Our data support further investigation of B-VEC in the care of patients with dystrophic epidermolysis bullosa with ocular surface involvement
When used in the case of cicatrising conjunctivitis, there was no recurrence of symblepharon or corneal scarring for up to eight months post-surgery, the authors noted in the New England Journal of Medicine.1
Furthermore, no signs of ocular HSV-1-like disease emerged in the boy.
“Our data support further investigation of B-VEC in the care of patients with dystrophic epidermolysis bullosa with ocular surface involvement,” the study authors said, acknowledging that larger studies and longer follow-up are needed.

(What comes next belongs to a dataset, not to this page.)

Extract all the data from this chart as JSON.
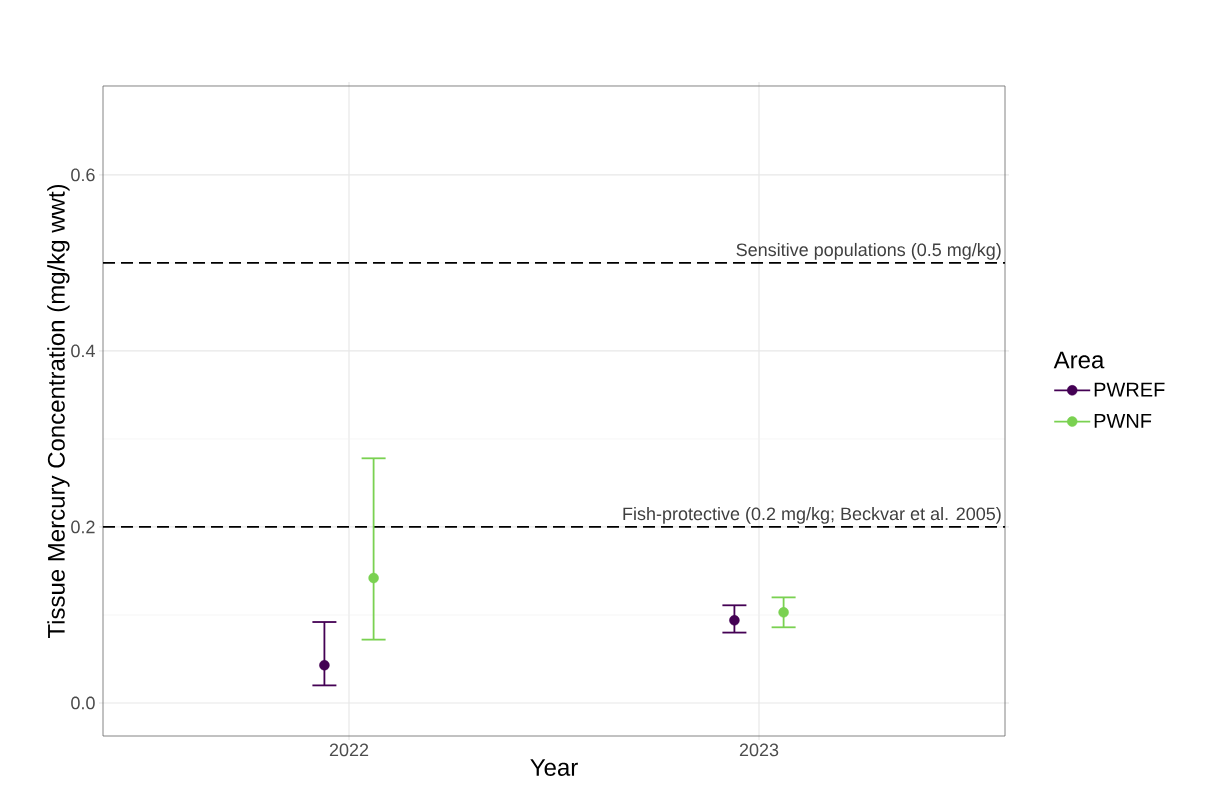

DEB is a rare genetic blistering disease caused by mutations in COL7A1, the gene encoding type VII collagen (C7). Extensive skin blistering develops from minor trauma. Over time, repeated blistering and fibrosis can lead to squamous-cell carcinoma, life-threatening infections, and limb deformities.2
References
- A Vetencourt, A.T., Sayed-Ahmed, I., Gomez, J., et al., Ocular gene therapy in a patient with dystrophic epidermolysis bullosa, N Engl J Med 2024; 390:530–535. DOI: 10.1056/NEJMoa2301244.
- Guide, S.V.., Gonzalez, M.E., Bağcı, I.S., et al., Trial of beremagene geperpavec (B-VEC) for dystrophic epidermolysis bullosa, N Engl J Med 2022; 387:2211–2219. DOI: 10.1056/NEJMoa2206663.